Marcus shook his head. “Honestly, I don’t know. It had already been the most bizarre day in my entire life. And now this.” He gazed at her in the near darkness, her lovely face made eerie by the rising nearly-full moon and the faint light from passing cars on the road above. “Things have certainly gotten interesting since I met you, Beka.”
She winced. “Interesting good? Or interesting as in the ancient Chinese curse: ‘May you live in interesting times’?”
He gave her a rueful smile. “A little bit of both, I guess.” They sat in silence for a minute, and he hoped he hadn’t hurt her feelings, but he wasn’t going to lie to her and pretend that this was easy for him. He suspected she wouldn’t believe him if he said it was.
“So what’s bothering you right now?” she finally asked. “Clearly something is. I’d like to help, if I can.” She put one hand on his bare arm, and the warmth of her skin touching his moved him more than he could say. It was as if all the caring and passion between them had been summed up in that one simple gesture. But he just wasn’t in the right frame of mind to appreciate it right now.
“It was bad enough to discover that there are really such things as magic and Merpeople and Selkies,” he said. “I’m not sure I could deal with having a father who was one.”
Beka gazed into his eyes. Even in the near darkness, those blue irises were vivid and clear like sapphires, able to see through his surface fears down to the soul underneath.
“Which are you more afraid of?” she asked. There was no judgment in her voice. “That he will decide to take the King up on the chance to live life as a Selkie? Or that he won’t?”
“I’ll lose him either way,” Marcus said, bitterness lying on his tongue like acid. “The chemotherapy has stopped working, and the doctors say there isn’t anything else they can do.”
He was surprised to find out how deeply he cared.

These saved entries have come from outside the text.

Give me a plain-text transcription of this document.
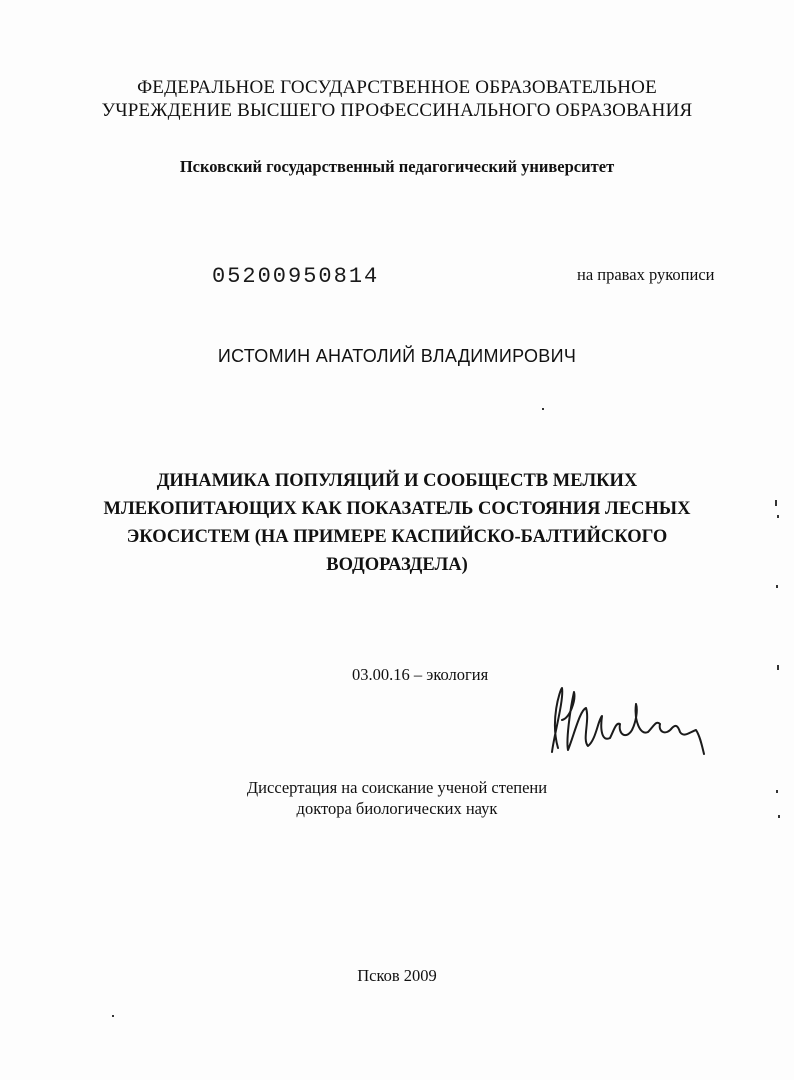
ФЕДЕРАЛЬНОЕ ГОСУДАРСТВЕННОЕ ОБРАЗОВАТЕЛЬНОЕ
УЧРЕЖДЕНИЕ ВЫСШЕГО ПРОФЕССИНАЛЬНОГО ОБРАЗОВАНИЯ
Псковский государственный педагогический университет
05200950814	на правах рукописи
ИСТОМИН АНАТОЛИЙ ВЛАДИМИРОВИЧ
ДИНАМИКА ПОПУЛЯЦИЙ И СООБЩЕСТВ МЕЛКИХ
МЛЕКОПИТАЮЩИХ КАК ПОКАЗАТЕЛЬ СОСТОЯНИЯ ЛЕСНЫХ
ЭКОСИСТЕМ (НА ПРИМЕРЕ КАСПИЙСКО-БАЛТИЙСКОГО
ВОДОРАЗДЕЛА)
03.00.16 – экология
Диссертация на соискание ученой степени
доктора биологических наук
Псков 2009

Somehow during his days on the boat, sharing close quarters with the father he thought he’d hate forever, he’d come to terms with his anger and resentment toward the man. They would never be close, and what affection they had for each other would always have an element of strain to it, but affection there was nonetheless. And now . . . this. A choice between the devil and the deep blue sea.
“I can’t tell you how to feel,” Beka said, tucking her arm around him and leaning her head against his shoulder, so they both sat facing toward the changeable sea. “But you might want to think about this: the ocean is in your father’s blood already. Maybe he would prefer a life lived in the element he loves to the prospect of a slow death on land.”
“No matter how strange that life is?” Marcus couldn’t even wrap his mind around the possibility.
“Aren’t all things strange to us when they’re new? I’m sure that life in the Marines seemed strange in the beginning.”
She had a point. He remembered how alien it had all been, all rules and regulations, and well-ordered training. And no ocean, when that had been all he’d known his whole life. Then the military became normal, until he’d left it to come home, and had to adjust all over again.
Now the sound and the smell and the rhythms of the sea had gotten back under his skin. Just like the woman sitting next to him.
He turned to face her, pulling her in close, breathing in the scent of her and that strange, elusive hint of strawberries. One hand rose to caress the velvet of her cheek, and the other tangled in her silky hair as he bent down to press his lips against hers in a kiss that he’d intended to be gentle but that somehow turned to fiery passion as soon as their lips touched.
Her arms reached up to wrap around his neck, holding on as if she would never let go. She kissed him back with an ardor that astonished, gratified, and aroused him all at once, and for a moment, he lost himself in the kiss, and in the woman, thinking to himself, now this, this is magic.
She finally pulled away, leaving Marcus feeling as if she took all the oxygen with her as she went. The space within his arms where she had been felt strangely empty and cold.
Beka’s smile glinted at him in the darkness. “What was that for?” she asked. “Not that I’m complaining.”
Marcus stood up with a sigh, handing her the box containing the Water of Life and Death and then tugging her up with him and turning them both back toward the Jeep and the complications of reality.
“I have a feeling it is going to be a long night,” he said. “And I wanted something pleasant to think about in the midst of all the craziness.”
“I could give you even more to think about, if you like,” she said in a throaty voice, and his pants were suddenly tighter than they had been. He was incredibly tempted to run away from all of his troubles and hide in the warmth of her arms. And her bed. Images flashed before his eyes of Beka, naked and lovely, smiling her bright smile, long lashes half hiding those remarkable eyes.
“Oh, believe me,” he said, barely able to form coherent words. “You just did.” He sighed again, a gusty protest against obligation and responsibility. “But I really need to get home and talk to my father.”